Almost as disturbing was the continuing reluctance of people to apply for mortgages. The Mortgage Bankers Association said applications for loans to buy homes dropped last week to the lowest level since 1997.
January’s 11.2 percent drop in new-home sales to a seasonally adjusted annual rate of 309,000 came as a surprise to analysts, who had forecast an increase of 3.5 percent. It was the third consecutive month that sales fell.
The previous bottom was January 2009, after Wall Street crashed and there was considerable talk of another Great Depression. Wall Street has largely recovered, the depression talk has abated, but sales last month still fell 6 percent below the earlier trough.
That does not bode well for the expiration of tax credits for home buyers this spring, especially if mortgage rates move up to anything approaching their traditional levels.
Buyers do not seem to be flocking to houses in February, either. Applications for mortgages to buy houses fell 7.3 percent last week.
Toyota’s president offers ‘full responsibility’
WASHINGTON — Making his way through a crowd of camera crews and photographers, the president of Toyota, Akio Toyoda, walked into a House hearing room on Wednesday and took “full responsibility” for the problems that the carmaker has faced.
For more than three-and-a-half hours, Toyoda, with a translator at his right and the company’s North American chief executive at his left, fielded heated questions from lawmakers about the recall of more than six million vehicles in the United States and the carmaker’s delay in responding to problems of sudden acceleration.

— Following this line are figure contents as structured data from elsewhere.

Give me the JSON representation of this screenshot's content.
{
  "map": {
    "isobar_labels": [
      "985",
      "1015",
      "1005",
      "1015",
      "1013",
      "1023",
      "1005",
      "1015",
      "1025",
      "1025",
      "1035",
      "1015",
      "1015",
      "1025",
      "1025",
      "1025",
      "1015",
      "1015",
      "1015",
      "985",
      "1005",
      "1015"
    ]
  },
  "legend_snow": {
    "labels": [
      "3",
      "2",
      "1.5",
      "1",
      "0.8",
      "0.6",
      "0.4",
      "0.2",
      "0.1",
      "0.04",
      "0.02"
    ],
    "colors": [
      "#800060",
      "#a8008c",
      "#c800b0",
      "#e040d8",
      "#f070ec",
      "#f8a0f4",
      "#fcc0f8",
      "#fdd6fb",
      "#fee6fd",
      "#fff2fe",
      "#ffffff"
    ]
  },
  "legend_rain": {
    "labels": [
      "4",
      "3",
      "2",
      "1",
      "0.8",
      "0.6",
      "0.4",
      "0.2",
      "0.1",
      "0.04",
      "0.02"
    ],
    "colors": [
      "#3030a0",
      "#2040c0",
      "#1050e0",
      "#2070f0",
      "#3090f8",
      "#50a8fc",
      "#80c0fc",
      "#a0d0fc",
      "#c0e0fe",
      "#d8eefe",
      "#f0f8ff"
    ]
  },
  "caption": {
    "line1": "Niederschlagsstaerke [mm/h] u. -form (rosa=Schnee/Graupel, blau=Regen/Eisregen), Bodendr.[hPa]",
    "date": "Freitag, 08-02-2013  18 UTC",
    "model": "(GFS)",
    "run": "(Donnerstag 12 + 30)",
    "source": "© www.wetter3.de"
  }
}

Toyoda spoke in a calm, detached manner, and at one point faced criticism from a representative on the House Committee on Oversight and Government Reform for failing to show adequate remorse for those who had been killed in accidents involving acceleration problems.
The first reports of sticking pedals surfaced in Britain and Ireland in late 2008, and by August 2009, Toyota began a production change on cars sold in Europe that was completed by January, weeks before it recalled millions of vehicles in the United States.
States push an expansion of gun rights
When President Barack Obama took office, gun rights advocates sounded the alarm, warning that he intended to strip them of their arms and ammunition.
And yet the opposite is happening. Obama has been largely silent on the issue while states are engaged in a new and largely successful push for expanded gun rights, even passing measures that have been rejected in the past.
In Virginia, the General Assembly approved a bill last week that allows people to carry concealed weapons in bars and restaurants that serve alcohol, and the House of Delegates voted to repeal a 17-year-old ban on buying more than one handgun a month. The actions came less than three years after the shootings at Virginia Tech that claimed 33 lives and prompted a major national push for increased gun control.
Arizona and Wyoming lawmakers are considering nearly a half-dozen pro-gun measures, including one that would allow residents to carry concealed weapons without a permit. And lawmakers in Montana and Tennessee passed measures last year — the first of their kind — to exempt their states from federal regulation of firearms and ammunition that are made, sold and used in state.